Other than cell phenotypes and biological factors, which play important roles in realization of a transitional area, biomechanical driving force is also a key challenge in cell differentiation. Biomechanical force, electromagnetic fields, and ultrasound have been proved to play an active part in regulating the differentiation of MSCs.[23-25] Chen et al., has reported that mRNA expressions of tendon related and osteoblast-specific marker genes in human MSCs seeded onto a 6-well plate coated with type I collagen.[26] The results shown that the mRNA expressions of type I, III collagen, and tenascin-C significantly increased in MSCs when underwent 10% stretching for 48 hours. Nevertheless, the effects from stretching still existed after the stretched cells had rested for 48 hours. This is one of the supportive demonstrations of using biological factors to induce the formation of a graded tendon-to-bone attachment with addition of MSCs. Other methodology such as utilizing electrospun PLGA nanofibers as a substrate and applying simulated body fluid to generate mineral gradient is also a alterative solution.[27]
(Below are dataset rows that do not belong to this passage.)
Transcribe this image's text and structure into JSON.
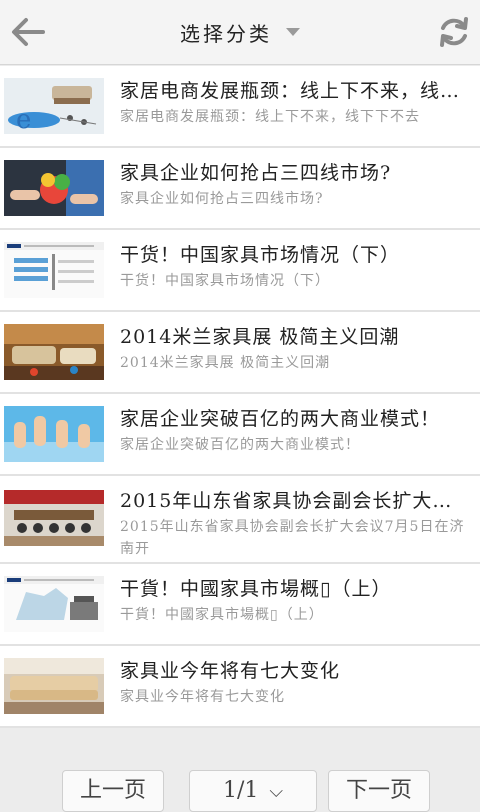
{
  "header": {
    "title": "选择分类",
    "back_icon": "arrow-left-icon",
    "refresh_icon": "refresh-icon",
    "dropdown_icon": "caret-down-icon"
  },
  "articles": [
    {
      "title": "家居电商发展瓶颈：线上下不来，线下下不去",
      "summary": "家居电商发展瓶颈：线上下不来，线下下不去"
    },
    {
      "title": "家具企业如何抢占三四线市场?",
      "summary": "家具企业如何抢占三四线市场?"
    },
    {
      "title": "干货！中国家具市场情况（下）",
      "summary": "干货！中国家具市场情况（下）"
    },
    {
      "title": "2014米兰家具展 极简主义回潮",
      "summary": "2014米兰家具展 极简主义回潮"
    },
    {
      "title": "家居企业突破百亿的两大商业模式！",
      "summary": "家居企业突破百亿的两大商业模式！"
    },
    {
      "title": "2015年山东省家具协会副会长扩大会议7月5日在济南开",
      "summary": "2015年山东省家具协会副会长扩大会议7月5日在济南开"
    },
    {
      "title": "干貨！中國家具市場概▯（上）",
      "summary": "干貨！中國家具市場概▯（上）"
    },
    {
      "title": "家具业今年将有七大变化",
      "summary": "家具业今年将有七大变化"
    }
  ],
  "pager": {
    "prev_label": "上一页",
    "page_label": "1/1",
    "next_label": "下一页"
  }
}
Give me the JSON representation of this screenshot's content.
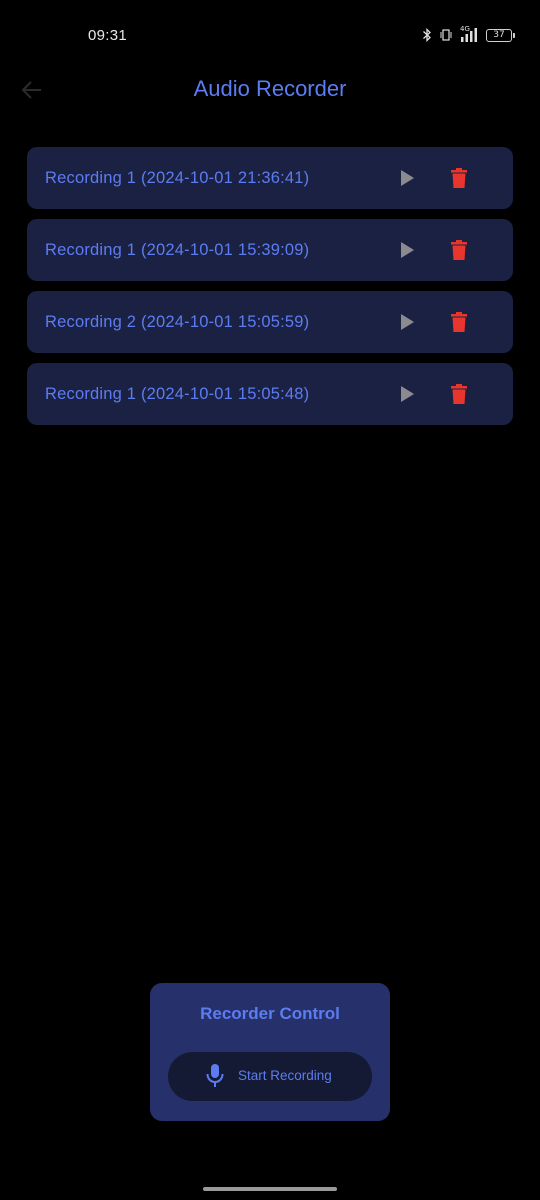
{
  "status_bar": {
    "time": "09:31",
    "network_label": "4G",
    "battery_level": "37",
    "icons": [
      "bluetooth-icon",
      "vibrate-icon",
      "signal-icon",
      "battery-icon"
    ]
  },
  "app_bar": {
    "title": "Audio Recorder",
    "back_icon": "arrow-left-icon"
  },
  "recordings": [
    {
      "label": "Recording 1 (2024-10-01 21:36:41)"
    },
    {
      "label": "Recording 1 (2024-10-01 15:39:09)"
    },
    {
      "label": "Recording 2 (2024-10-01 15:05:59)"
    },
    {
      "label": "Recording 1 (2024-10-01 15:05:48)"
    }
  ],
  "recorder_control": {
    "title": "Recorder Control",
    "button_label": "Start Recording",
    "button_icon": "microphone-icon"
  },
  "colors": {
    "background": "#000000",
    "accent": "#5c7cf2",
    "card": "#1b2142",
    "panel": "#26306a",
    "delete": "#e8362f",
    "play": "#8a8a8f"
  }
}
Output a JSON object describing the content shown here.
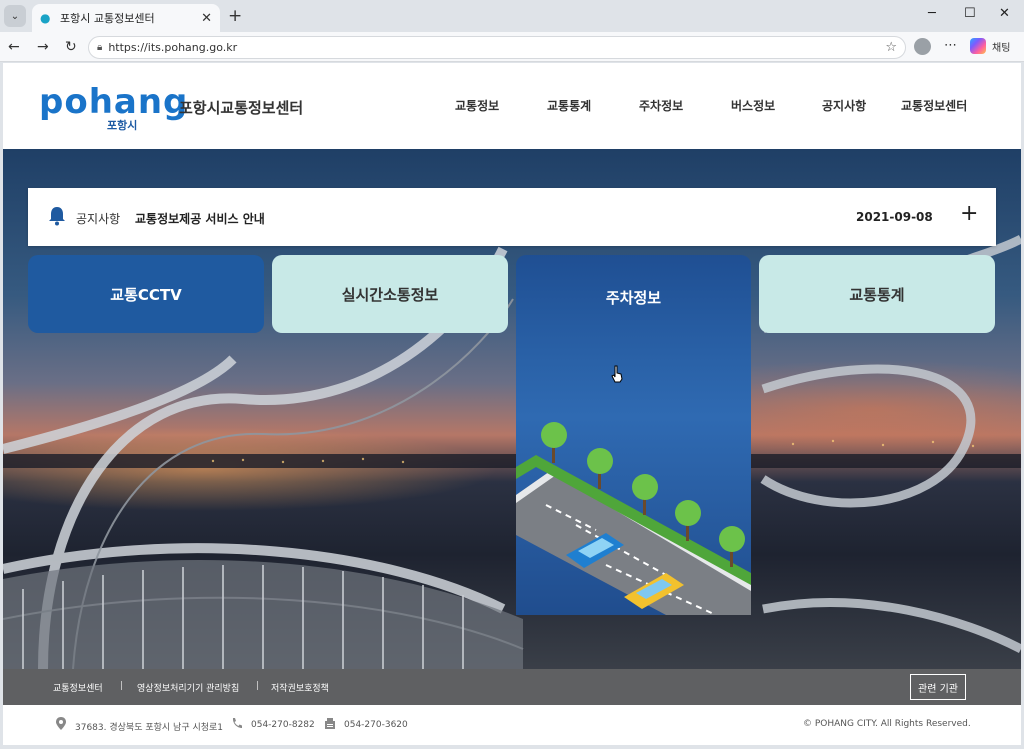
{
  "browser": {
    "tab_title": "포항시 교통정보센터",
    "url": "https://its.pohang.go.kr",
    "chat_label": "채팅"
  },
  "header": {
    "logo_text": "pohang",
    "logo_sub": "포항시",
    "site_title": "포항시교통정보센터",
    "nav": [
      "교통정보",
      "교통통계",
      "주차정보",
      "버스정보",
      "공지사항",
      "교통정보센터"
    ]
  },
  "notice": {
    "label": "공지사항",
    "message": "교통정보제공 서비스 안내",
    "date": "2021-09-08",
    "more_symbol": "+"
  },
  "cards": [
    {
      "label": "교통CCTV"
    },
    {
      "label": "실시간소통정보"
    },
    {
      "label": "주차정보"
    },
    {
      "label": "교통통계"
    }
  ],
  "footer": {
    "links": [
      "교통정보센터",
      "영상정보처리기기 관리방침",
      "저작권보호정책"
    ],
    "separator": "|",
    "related_button": "관련 기관",
    "address": "37683. 경상북도 포항시 남구 시청로1",
    "phone": "054-270-8282",
    "fax": "054-270-3620",
    "copyright": "© POHANG CITY. All Rights Reserved."
  }
}
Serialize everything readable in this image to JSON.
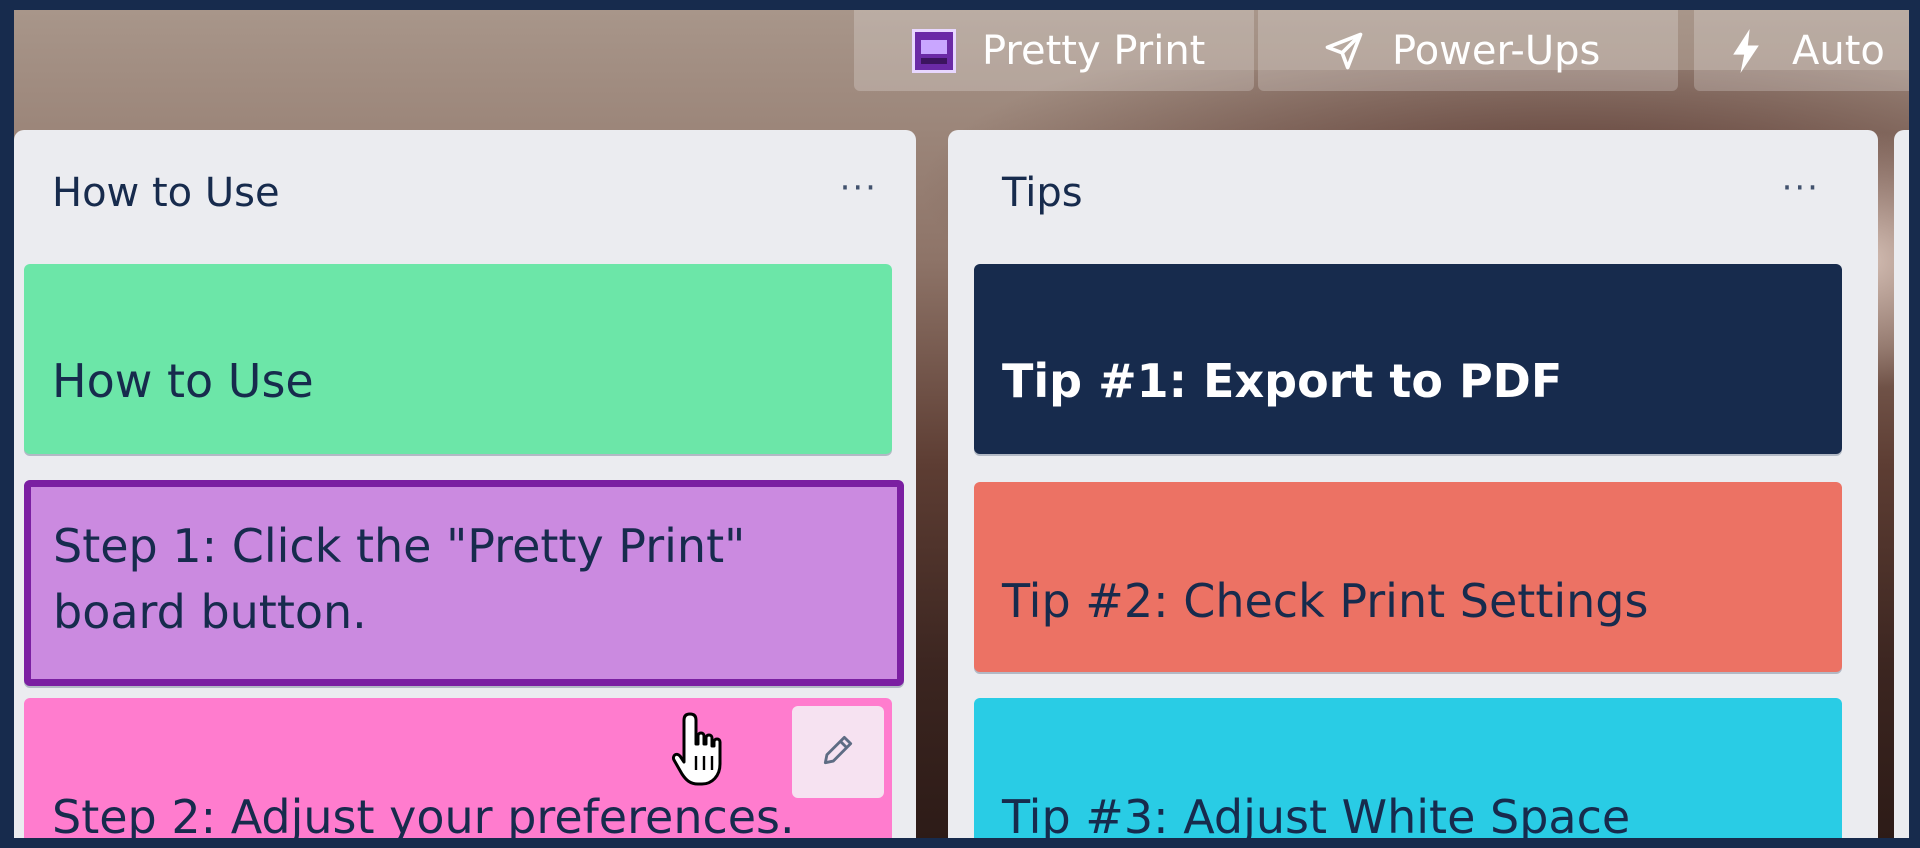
{
  "topbar": {
    "pretty_print": {
      "label": "Pretty Print",
      "icon": "pretty-print-logo"
    },
    "power_ups": {
      "label": "Power-Ups",
      "icon": "rocket-icon"
    },
    "automation": {
      "label": "Auto",
      "icon": "lightning-icon"
    }
  },
  "lists": [
    {
      "title": "How to Use",
      "menu": "···",
      "cards": [
        {
          "text": "How to Use",
          "color": "#6ce6a8"
        },
        {
          "text": "Step 1: Click the \"Pretty Print\" board button.",
          "color": "#cb8ae0",
          "border": "#7b1fa2"
        },
        {
          "text": "Step 2: Adjust your preferences.",
          "color": "#ff7cce"
        }
      ]
    },
    {
      "title": "Tips",
      "menu": "···",
      "cards": [
        {
          "text": "Tip #1: Export to PDF",
          "color": "#172b4d"
        },
        {
          "text": "Tip #2: Check Print Settings",
          "color": "#ec7264"
        },
        {
          "text": "Tip #3: Adjust White Space",
          "color": "#29cce5"
        }
      ]
    }
  ],
  "colors": {
    "frame": "#172b4d",
    "list_bg": "#ebecf0",
    "text_dark": "#172b4d"
  }
}
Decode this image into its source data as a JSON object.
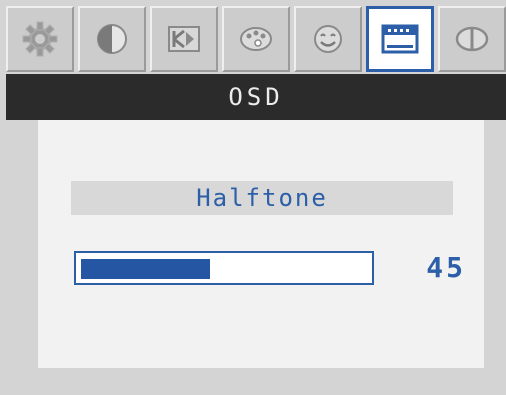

Researchers have postulated that the mechanical loading is of great importance in regulating the graded transition in cell morphology, mineral content, and tissue biomechanical properties.[28-30] Tatara et al. made a hypothesis that muscle unloading would suppress bone formation and enhance bone resorption at the enthesis, and that the unloading-induced bony defects could be rescued by suppressing osteoclast activity.[31] With comparison at enthesis between muscle loading mice and unloading mice, the later resulted in delay of endochondral of ossification at enthesis as well as several defects in bone volume and cancellous bone structure. The study demonstrated that the bone remodeling at developing enthesis requires muscle forces. Another experiment was achieved by Schwarz et al. by measure the mineral content and pattern in murine supraspinatus enthesis development in the absence of muscle[32] This localized paralysis model resulted in joint level deformities and mineralization defects. In addition, significantly decrease in tissue biomechanical properties along with changes in composition and structure. According to the results from Raman spectroscopy and transmission electron microscopy, a further research could be perform by combining the biological signaling with muscle loading.